While the numbers are not definitive, 54% said if they were unable to work they would put a “contingency” plan into place; 16% said they assume a partner would take over; 15% said they don’t have a plan and hope nothing happens to them, while another 12% said where applicable, the manufacturer would be responsible for reassigning their clients.
It’s hard to let go
Allan said many advisors simply don’t want to stop working. Financial advice is a relationship-based business and most advisors have a hard time letting go.
For some advisors, succession means the end of their career, rather than the beginning of the rest of their lives, said Hartman. Succession, he said, is not an event, but a process that can take five or more years to complete – not the two or three years most advisors estimate. And it’s not easy to find a successor and integrate that person into a well-established practice where clients are used to dealing with a particular person and a particular style.
Hartman outlined a six-point plan for advisors to put together a successful succession plan.
1. Prepare financially for your future: Like your clients, figure out what you want to do in retirement and whether you can realistically meet those goals. “An advisor who makes $200,000 or $300,000 a year somehow thinks that when they walk out the door they are going to continue to maintain that lifestyle. But how are they going to do that unless they have accumulated several million dollars in assets?” Also, get a professional practice evaluation to find out what the practice is really worth.
2. Prepare emotionally: Listen to other advisors and why they are having a hard time leaving their jobs. Many advisors simply miss the interaction with other people, enjoy going to events and have established a public profile that they fear they will lose when they sell the business. Maybe it’s time advisors take their knowledge and become a mentor or a coach, suggested Hartman.
3. Determine an exit date: It’s important, said Hartman, to put a stake into the ground to give you a frame of reference.

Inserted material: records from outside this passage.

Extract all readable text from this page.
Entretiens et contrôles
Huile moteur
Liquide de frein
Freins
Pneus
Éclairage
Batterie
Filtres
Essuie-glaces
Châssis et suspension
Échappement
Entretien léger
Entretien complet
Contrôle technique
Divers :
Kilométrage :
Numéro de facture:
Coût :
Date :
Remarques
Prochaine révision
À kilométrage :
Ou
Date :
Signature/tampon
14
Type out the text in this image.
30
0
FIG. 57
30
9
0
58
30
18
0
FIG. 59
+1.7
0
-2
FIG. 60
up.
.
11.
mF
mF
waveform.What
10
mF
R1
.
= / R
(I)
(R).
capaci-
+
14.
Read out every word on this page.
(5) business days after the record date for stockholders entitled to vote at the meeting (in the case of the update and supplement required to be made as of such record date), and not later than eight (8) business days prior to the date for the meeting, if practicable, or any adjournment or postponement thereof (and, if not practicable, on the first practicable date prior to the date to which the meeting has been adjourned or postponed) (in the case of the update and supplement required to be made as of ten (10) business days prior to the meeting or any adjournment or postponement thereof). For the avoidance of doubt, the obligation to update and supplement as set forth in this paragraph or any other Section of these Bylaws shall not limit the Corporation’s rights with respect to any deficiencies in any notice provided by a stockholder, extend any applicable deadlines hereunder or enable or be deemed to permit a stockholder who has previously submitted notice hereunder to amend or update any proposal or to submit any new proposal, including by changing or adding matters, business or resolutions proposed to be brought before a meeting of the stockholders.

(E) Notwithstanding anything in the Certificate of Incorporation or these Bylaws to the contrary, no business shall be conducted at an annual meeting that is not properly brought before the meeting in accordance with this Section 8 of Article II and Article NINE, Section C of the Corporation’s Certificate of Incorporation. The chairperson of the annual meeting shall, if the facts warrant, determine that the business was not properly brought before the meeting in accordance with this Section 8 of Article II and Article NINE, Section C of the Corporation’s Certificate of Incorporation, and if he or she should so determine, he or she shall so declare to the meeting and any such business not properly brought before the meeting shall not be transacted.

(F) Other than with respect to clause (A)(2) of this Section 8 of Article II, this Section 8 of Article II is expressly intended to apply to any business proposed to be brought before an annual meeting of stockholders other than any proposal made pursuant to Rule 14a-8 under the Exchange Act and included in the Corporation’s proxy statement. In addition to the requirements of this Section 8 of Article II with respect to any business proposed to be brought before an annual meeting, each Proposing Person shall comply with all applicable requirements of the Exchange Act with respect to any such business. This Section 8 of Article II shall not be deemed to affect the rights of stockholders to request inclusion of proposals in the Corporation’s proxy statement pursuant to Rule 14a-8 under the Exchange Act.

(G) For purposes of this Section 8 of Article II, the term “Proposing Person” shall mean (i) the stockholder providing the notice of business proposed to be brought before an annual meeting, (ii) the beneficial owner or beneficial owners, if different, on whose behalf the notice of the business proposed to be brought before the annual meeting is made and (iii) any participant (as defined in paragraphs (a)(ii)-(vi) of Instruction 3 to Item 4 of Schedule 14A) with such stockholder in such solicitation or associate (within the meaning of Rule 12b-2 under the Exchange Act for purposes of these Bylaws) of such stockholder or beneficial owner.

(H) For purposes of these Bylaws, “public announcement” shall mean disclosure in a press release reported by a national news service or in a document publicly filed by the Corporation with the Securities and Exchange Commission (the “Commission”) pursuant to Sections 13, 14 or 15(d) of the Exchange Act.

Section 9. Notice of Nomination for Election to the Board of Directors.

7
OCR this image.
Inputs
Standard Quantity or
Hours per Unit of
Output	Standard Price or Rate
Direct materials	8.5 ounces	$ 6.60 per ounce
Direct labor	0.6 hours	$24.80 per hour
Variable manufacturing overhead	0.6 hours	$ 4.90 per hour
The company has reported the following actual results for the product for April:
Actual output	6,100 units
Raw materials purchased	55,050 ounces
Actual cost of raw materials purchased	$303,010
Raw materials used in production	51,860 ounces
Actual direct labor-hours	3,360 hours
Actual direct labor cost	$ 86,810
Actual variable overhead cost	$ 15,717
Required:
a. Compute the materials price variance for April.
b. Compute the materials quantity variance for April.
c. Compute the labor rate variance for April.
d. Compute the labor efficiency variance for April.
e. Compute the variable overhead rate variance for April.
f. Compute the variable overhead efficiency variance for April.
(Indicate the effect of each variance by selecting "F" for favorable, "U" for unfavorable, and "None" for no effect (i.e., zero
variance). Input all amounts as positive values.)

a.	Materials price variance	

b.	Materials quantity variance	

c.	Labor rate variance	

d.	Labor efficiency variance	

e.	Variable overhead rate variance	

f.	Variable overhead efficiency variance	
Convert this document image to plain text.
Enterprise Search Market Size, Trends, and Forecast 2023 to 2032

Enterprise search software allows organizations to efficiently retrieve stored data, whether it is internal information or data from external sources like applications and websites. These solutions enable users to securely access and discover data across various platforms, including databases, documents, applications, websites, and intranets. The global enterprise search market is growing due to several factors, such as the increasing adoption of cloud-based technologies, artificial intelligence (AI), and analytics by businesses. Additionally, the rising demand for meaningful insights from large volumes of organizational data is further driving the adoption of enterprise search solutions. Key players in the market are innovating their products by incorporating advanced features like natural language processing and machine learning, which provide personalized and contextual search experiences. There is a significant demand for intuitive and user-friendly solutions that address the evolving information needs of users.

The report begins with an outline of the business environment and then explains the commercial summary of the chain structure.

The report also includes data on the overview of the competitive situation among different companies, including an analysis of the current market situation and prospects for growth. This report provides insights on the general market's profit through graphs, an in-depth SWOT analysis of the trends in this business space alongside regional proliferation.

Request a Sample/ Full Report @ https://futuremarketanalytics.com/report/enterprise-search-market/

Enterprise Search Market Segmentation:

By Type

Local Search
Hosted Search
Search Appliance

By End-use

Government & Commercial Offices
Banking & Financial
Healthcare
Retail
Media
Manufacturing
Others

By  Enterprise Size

4. Select the best exit plan: The most popular exit plan is what’s known as a partial exit – the advisor slows down and keeps a small portion of his book, dividing the rest up with associates or selling it. Hartman says an internal transfer is the best option because it leaves the book to another advisor in the same organization, making it the least disruptive. A third option, which he deemed the most disruptive, would be to transition the book to another advisor at another firm.
5. Put it in writing: Make sure you have a professional look over the decision before signing.
6. Implement the plan.
Allan said her organization has expanded its focus on succession planning away from just older advisors. All its members, she said, should be prepared for whatever happens.
IFB has developed a program called “What’s coming up next?” It provides an online self-assessment tool helping advisors determine where they would they like to be in the future and focusing more on helping financial advisors prepare emotionally for an exit rather than the transaction itself.
It also offers members a 20-minute questionnaire after which advisors receive a report with suggestions on next steps and whether they should consider taking their business decision to an accountant and lawyer. Advisors just starting out can use the report as a benchmark going forward, said Allan.
“It’s planning for the future and something you need to do as part of your day-to-day practice management,” she said.